Giovani Confagricoltura Veneto: Con Martina Dal Grande si progetta la sostenibilità

La sostenibilità è l'obiettivo degli under 40 di Confagricoltura. Proposte concrete dalla Dal Grande (presidente Treviso) al Consiglio europeo dei giovani agricoltori. Carbon farming, tecniche di semina e tutela delle risorse i temi chiave della strategia

Giovani Confagricoltura Veneto: Con Martina Dal Grande si progetta la sostenibilità

Meno emissioni di CO2 e miglioramento della fertilità dei suoli, biodiversità e produttività: è la strada individuata dai Giovani di Confagricoltura Veneto, che puntano al miglioramento delle tecniche agronomiche. L’obiettivo è la sostenibilità.

È la strada messa a fuoco da Martina Martina Dal Grande, componente del direttivo dei Giovani di Confagricoltura Veneto, presidente dei giovani di Confagricoltura Treviso e delegato del Ceja, il Consiglio europeo dei giovani agricoltori a Bruxelles. si è fatta promotrice di un gruppo di approfondimento e ricerca che vede coinvolti agricoltori under 40 di ogni provincia regionale nello sviluppare il tema dei crediti di carbonio con l’ausilio di ricercatori, imprenditori ed economisti.

Tra le nuove soluzioni proposte c’è il carbon farming, insieme di metodi agricoli utili per facilitare l’assorbimento del carbonio nel suolo, nelle radici, nel legno e nelle foglie delle colture e per ridurre, al tempo stesso, la presenza della sostanza nell’atmosfera.

 

Martina Dal Grande, componente del direttivo dei Giovani di Confagricoltura Veneto, presidente dei giovani di Confagricoltura Treviso e delegato del Ceja, il Consiglio europeo dei giovani agricoltori a Bruxelles, si è fatta promotrice di un gruppo di approfondimento e ricerca che vede coinvolti agricoltori under 40 di ogni provincia regionale nello sviluppare il tema dei crediti di carbonio con l’ausilio di ricercatori, imprenditori ed economisti.

«Gli ambiziosi obiettivi di riduzione e neutralità delle emissioni di carbonio, per tutti i settori produttivi, stanno interessando progressivamente i Paesi dell’Ue – spiega Del Grande -.  I giovani di Confagricoltura vogliono essere pronti a cogliere le opportunità che si prospettano per l’agricoltura europea e la necessità di ridurre la CO2 è una sfida che noi produttori dobbiamo vedere come opportunità fondamentale per ricoprire un ruolo chiave nella tutela dell’ambiente.

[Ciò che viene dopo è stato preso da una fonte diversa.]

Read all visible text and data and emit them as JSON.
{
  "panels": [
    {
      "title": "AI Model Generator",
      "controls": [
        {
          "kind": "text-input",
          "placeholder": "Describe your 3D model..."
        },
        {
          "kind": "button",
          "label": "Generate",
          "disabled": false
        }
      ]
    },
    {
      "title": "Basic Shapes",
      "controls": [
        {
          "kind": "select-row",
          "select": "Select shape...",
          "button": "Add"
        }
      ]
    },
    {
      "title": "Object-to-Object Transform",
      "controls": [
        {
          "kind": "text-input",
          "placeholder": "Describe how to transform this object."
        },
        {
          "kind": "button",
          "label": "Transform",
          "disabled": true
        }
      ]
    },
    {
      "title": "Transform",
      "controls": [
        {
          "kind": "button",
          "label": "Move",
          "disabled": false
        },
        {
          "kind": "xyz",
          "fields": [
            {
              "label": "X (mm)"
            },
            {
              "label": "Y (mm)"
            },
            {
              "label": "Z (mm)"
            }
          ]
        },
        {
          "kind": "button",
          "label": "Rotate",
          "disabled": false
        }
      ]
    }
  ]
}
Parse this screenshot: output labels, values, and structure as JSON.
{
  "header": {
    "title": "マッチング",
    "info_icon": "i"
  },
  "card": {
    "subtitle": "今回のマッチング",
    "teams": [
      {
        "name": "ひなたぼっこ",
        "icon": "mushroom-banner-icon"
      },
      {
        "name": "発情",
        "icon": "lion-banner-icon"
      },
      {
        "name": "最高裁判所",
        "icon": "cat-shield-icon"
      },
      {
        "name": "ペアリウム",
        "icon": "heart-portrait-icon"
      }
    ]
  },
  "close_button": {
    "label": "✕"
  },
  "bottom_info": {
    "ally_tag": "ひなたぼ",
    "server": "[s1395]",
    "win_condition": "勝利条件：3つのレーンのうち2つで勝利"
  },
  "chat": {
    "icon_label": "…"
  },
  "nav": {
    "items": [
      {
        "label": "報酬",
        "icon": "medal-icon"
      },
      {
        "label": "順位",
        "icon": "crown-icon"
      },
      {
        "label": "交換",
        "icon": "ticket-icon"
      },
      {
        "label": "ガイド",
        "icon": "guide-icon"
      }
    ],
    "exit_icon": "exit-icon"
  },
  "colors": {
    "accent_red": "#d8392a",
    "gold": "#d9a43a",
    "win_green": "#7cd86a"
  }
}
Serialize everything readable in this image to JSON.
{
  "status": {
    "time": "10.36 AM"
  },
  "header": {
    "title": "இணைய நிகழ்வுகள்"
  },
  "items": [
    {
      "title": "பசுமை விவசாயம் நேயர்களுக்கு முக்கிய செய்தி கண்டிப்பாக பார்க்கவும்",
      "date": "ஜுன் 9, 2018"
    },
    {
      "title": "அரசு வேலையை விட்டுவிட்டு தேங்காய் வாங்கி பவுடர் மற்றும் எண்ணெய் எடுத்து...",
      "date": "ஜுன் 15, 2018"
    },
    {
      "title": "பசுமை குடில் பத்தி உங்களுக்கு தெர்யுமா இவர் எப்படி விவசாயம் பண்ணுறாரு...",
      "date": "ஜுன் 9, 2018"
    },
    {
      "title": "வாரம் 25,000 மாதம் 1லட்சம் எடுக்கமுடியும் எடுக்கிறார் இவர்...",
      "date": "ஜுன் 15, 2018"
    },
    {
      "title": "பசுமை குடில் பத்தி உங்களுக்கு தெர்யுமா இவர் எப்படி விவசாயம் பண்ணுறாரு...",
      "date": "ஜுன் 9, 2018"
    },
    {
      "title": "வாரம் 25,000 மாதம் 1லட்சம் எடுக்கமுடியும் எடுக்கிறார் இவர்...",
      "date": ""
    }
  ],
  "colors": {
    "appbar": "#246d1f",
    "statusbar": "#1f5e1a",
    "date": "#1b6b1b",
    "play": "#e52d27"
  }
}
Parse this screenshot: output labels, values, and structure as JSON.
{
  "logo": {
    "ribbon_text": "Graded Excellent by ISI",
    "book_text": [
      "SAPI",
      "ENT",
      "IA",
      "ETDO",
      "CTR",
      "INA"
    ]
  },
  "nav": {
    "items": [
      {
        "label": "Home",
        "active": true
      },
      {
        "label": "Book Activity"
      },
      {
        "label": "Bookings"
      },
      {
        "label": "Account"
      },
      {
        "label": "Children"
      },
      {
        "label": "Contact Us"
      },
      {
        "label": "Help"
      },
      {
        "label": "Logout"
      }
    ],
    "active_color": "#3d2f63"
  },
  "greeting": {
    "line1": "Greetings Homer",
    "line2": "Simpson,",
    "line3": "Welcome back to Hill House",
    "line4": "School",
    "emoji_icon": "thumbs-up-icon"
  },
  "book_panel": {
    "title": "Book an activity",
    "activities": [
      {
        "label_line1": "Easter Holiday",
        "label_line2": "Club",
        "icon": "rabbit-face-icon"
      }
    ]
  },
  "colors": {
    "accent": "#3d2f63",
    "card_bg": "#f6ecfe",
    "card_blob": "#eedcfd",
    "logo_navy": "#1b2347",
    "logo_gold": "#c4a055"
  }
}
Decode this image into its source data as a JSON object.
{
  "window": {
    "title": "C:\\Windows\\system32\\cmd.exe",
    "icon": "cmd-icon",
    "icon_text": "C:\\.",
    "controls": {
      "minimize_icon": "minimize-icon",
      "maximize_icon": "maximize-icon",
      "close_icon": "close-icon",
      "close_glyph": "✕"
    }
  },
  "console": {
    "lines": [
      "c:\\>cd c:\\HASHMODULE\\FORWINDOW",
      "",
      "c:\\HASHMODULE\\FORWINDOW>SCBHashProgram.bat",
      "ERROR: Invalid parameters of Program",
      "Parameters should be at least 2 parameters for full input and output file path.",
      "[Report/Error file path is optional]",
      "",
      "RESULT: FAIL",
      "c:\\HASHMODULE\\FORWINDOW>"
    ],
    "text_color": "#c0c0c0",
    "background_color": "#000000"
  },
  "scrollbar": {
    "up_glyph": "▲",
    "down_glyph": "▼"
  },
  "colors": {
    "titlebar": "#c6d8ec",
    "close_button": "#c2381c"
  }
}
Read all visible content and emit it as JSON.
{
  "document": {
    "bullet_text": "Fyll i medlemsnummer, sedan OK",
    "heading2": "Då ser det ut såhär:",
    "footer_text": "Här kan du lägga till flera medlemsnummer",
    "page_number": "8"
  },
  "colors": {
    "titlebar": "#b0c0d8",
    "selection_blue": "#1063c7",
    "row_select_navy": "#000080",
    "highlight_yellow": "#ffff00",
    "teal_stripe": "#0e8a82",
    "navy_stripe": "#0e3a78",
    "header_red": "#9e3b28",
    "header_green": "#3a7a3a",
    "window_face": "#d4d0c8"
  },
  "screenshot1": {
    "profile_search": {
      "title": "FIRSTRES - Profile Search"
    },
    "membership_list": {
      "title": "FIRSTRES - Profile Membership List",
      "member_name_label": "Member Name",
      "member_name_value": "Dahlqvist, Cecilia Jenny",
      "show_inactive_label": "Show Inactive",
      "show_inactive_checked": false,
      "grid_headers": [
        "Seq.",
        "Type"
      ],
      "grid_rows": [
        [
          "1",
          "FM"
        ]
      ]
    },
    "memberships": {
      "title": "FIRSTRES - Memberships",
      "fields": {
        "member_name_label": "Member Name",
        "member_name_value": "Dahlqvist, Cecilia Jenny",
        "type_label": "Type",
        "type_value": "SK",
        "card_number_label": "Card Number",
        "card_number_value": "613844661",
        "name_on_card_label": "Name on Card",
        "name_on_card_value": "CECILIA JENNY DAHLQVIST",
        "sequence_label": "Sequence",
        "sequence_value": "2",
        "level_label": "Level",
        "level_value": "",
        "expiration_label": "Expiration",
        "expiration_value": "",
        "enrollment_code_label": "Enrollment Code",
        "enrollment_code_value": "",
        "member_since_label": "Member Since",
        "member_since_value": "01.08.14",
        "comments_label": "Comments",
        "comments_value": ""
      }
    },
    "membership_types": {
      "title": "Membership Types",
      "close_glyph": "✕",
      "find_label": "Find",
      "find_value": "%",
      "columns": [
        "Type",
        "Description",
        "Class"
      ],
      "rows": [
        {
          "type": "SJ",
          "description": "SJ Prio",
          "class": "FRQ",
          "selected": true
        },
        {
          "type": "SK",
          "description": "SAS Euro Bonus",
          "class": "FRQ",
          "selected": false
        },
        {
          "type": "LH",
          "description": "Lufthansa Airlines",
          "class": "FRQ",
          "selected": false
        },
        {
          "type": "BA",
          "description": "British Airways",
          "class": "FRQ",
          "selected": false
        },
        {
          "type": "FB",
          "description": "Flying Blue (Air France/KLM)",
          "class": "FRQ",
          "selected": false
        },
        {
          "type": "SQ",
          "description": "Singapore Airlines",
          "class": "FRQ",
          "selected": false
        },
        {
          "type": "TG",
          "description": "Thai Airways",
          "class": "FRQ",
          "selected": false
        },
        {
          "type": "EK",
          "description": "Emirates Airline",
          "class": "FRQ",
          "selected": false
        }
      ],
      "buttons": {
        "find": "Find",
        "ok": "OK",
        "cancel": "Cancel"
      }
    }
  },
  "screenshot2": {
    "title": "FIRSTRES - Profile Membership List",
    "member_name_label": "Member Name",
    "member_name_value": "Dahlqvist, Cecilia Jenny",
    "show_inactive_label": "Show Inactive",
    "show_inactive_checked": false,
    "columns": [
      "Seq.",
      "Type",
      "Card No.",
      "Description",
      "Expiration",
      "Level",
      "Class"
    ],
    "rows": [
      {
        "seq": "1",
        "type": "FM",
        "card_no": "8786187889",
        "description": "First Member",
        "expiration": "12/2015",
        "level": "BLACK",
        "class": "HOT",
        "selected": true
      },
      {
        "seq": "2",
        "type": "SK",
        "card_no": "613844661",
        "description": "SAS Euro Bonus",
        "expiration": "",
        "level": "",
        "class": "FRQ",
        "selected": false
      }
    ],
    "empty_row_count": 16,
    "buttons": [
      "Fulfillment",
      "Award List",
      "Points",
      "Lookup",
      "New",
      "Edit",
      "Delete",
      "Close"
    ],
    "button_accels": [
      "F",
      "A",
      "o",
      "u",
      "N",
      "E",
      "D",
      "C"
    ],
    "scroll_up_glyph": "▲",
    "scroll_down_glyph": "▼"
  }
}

Ci sono vari modi di essere virtuosi nella gestione del carbonio: dall’agricoltura rigenerativa, che si avvale della semina diretta, alle cosiddette colture di copertura, che impiegano essenze specifiche atte ad agevolare l’imprigionamento del carbonio nel suolo, dalla semina su sodo all’interramento dei reflui zootecnici. L’assorbimento del carbonio, in buona sostanza, diventa strategia d’impresa, grazie al suolo agricolo ».

 

Asset del gruppo degli under 40 di Confagricoltura è la collaborazione con Anna Trettenero, presidente di Confagricoltura Vicenza, che ha  messo a disposizione la sua grande preparazione nel campo essendo tra l’altro socio fondatore e amministratore della società HiWeiss, che conta circa 100 ettari di terreno coltivati in agricoltura conservativa a seminativi a Vicenza, Schiavon e Camponogara. L’imprenditrice agricola da parecchi anni ha sposato tecniche agronomiche a ridotto impatto ambientale grazie anche al sostegno del fondo europeo Feasr e al Programma di sviluppo rurale (Psr).

 

«Nelle mie aziende ho introdotto l’agricoltura conservativa, cioè semina diretta, rotazione colturale e coltura di superficie che consentono di sequestrare il carbonio – precisa Anna Trettenero -, elemento negativo nell’aria, e a trattenerlo nel terreno, dove diventa una risorsa organica. La mia evoluzione ha portato beneficio alle aziende e anche all’ambiente. L’agricoltura deve evolversi e cambiare, perché non produciamo solo cibo, ma anche servizi ecosistemici, come la riduzione del carbonio e il buon mantenimento del territorio, come avviene con l’alpeggio in montagna. La biodiversità passa attraverso scelte orientate alla tradizione ma anche fortemente innovative, in quanto favoriscono l’arricchimento dei nutrienti e il ripristino dei terreni danneggiati, offrendo un sostanziale apporto alla mitigazione dei cambiamenti climatici».